I repeated the word "peaches" several times, but he was sans aids and kept repeating "pizza."
He's completely below the speech banana without aids, so we have to do a lot of shouting or be very close to his ear for him to hear us unaided. I've always wondered how Nolan manages to "hear" without hearing aids, and now I'm starting to figure out his strategy. When he's presented with an unfamiliar word and doesn't have his hearing aids in, he fills in the "blank" with a word that sounds like the vague gibberish coming from our mouths. Hence, a peach is a pizza. It is a new word, sounds like one he knows, so he plugs the known word into the fuzzy blank.
We had this happen the other day at the creek, too. He asked where where we were going, and I told him we were going to the creek. "The beach! We going beach!" I must have repeated "creek" fifteen times before I dug the aids out of their waterproof box and put them in his ears. As soon as I did that, he said, "Oh, creek. We play at creek." He didn't know the word "creek," so he heard something like "ee" and filled it in with "beach" from the context of the sentence.
It's really rather clever.
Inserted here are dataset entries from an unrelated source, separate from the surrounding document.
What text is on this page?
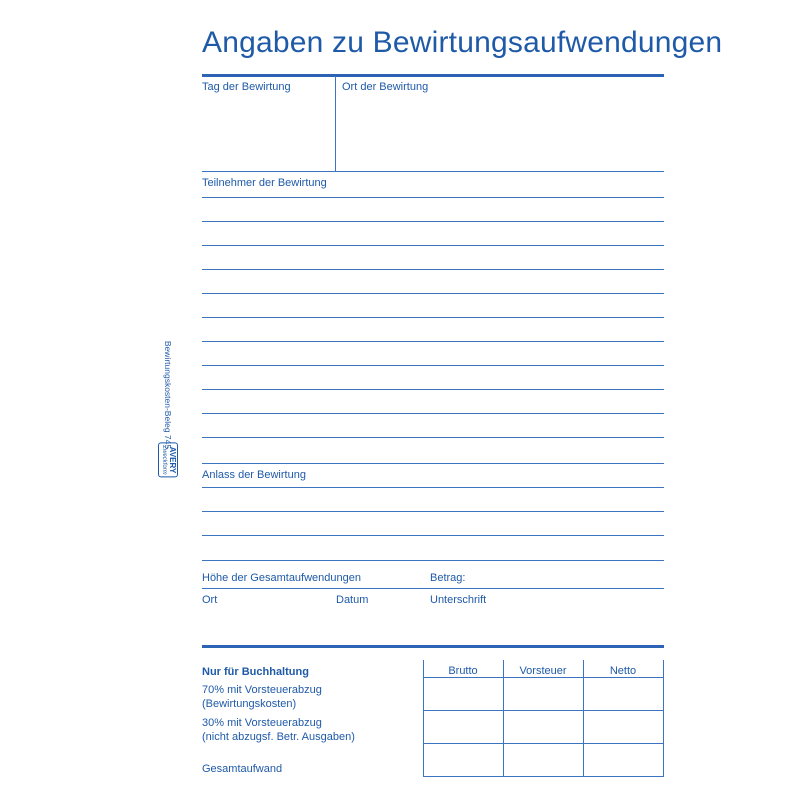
Angaben zu Bewirtungsaufwendungen
Bewirtungskosten-Beleg 745
AVERY
Zweckform
Tag der Bewirtung	Ort der Bewirtung
Teilnehmer der Bewirtung
Anlass der Bewirtung
Höhe der Gesamtaufwendungen	Betrag:
Ort	Datum	Unterschrift
Nur für Buchhaltung
70% mit Vorsteuerabzug
(Bewirtungskosten)
30% mit Vorsteuerabzug
(nicht abzugsf. Betr. Ausgaben)
Gesamtaufwand
Brutto	Vorsteuer	Netto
It explains why some of his vocabulary is a tad confused, however- why he confuses categories and labels for objects, etc.
On that note, Nolan yanked his hearing aids out this evening and hid them. I'm not sure what that is about, since he's been so attached to them lately that he'll howl when we take them out. It might have something to do with the excessive humidity lately, making them highly uncomfortable to wear. I'm off to do a hearing aid maintenance check just to be sure everything is in working order!
6 comments:
Oops.Pizza , peaches...:)
Funny , I used to do exactly the same , and I still do it.After all these years , I've honed up that so I can fill up the blank with the APPROPRIATE word , buuuut still mishaps.
As for humidity..D&S , and an air blower into his tubing will help.I used to have the same frustrations! Did you find these aids? :) where he hid them?
They were in the Lego bin. Hearing aids are surprisingly hard to find in a large bin full of Legos!
Perfect camouflage, yah?
He's a clever little guy! And the strategy makes sense. He found a word that made sense in the context, too.
You've got one smart cookie there, Leah!
And a creative one, too!
He is going to do so well in school. I can feel it.
Adding a little sign in there will help with those misunderstandings. And it will give him confidence in knowing he is understanding what is being said.
Ericka, I could do that for "peach" and "pizza," but since he didn't know the word for peach, it wouldn't have helped. I would have signed it, and he still wouldn't have known that it meant, "peach." We do use that method when he knows the word, though!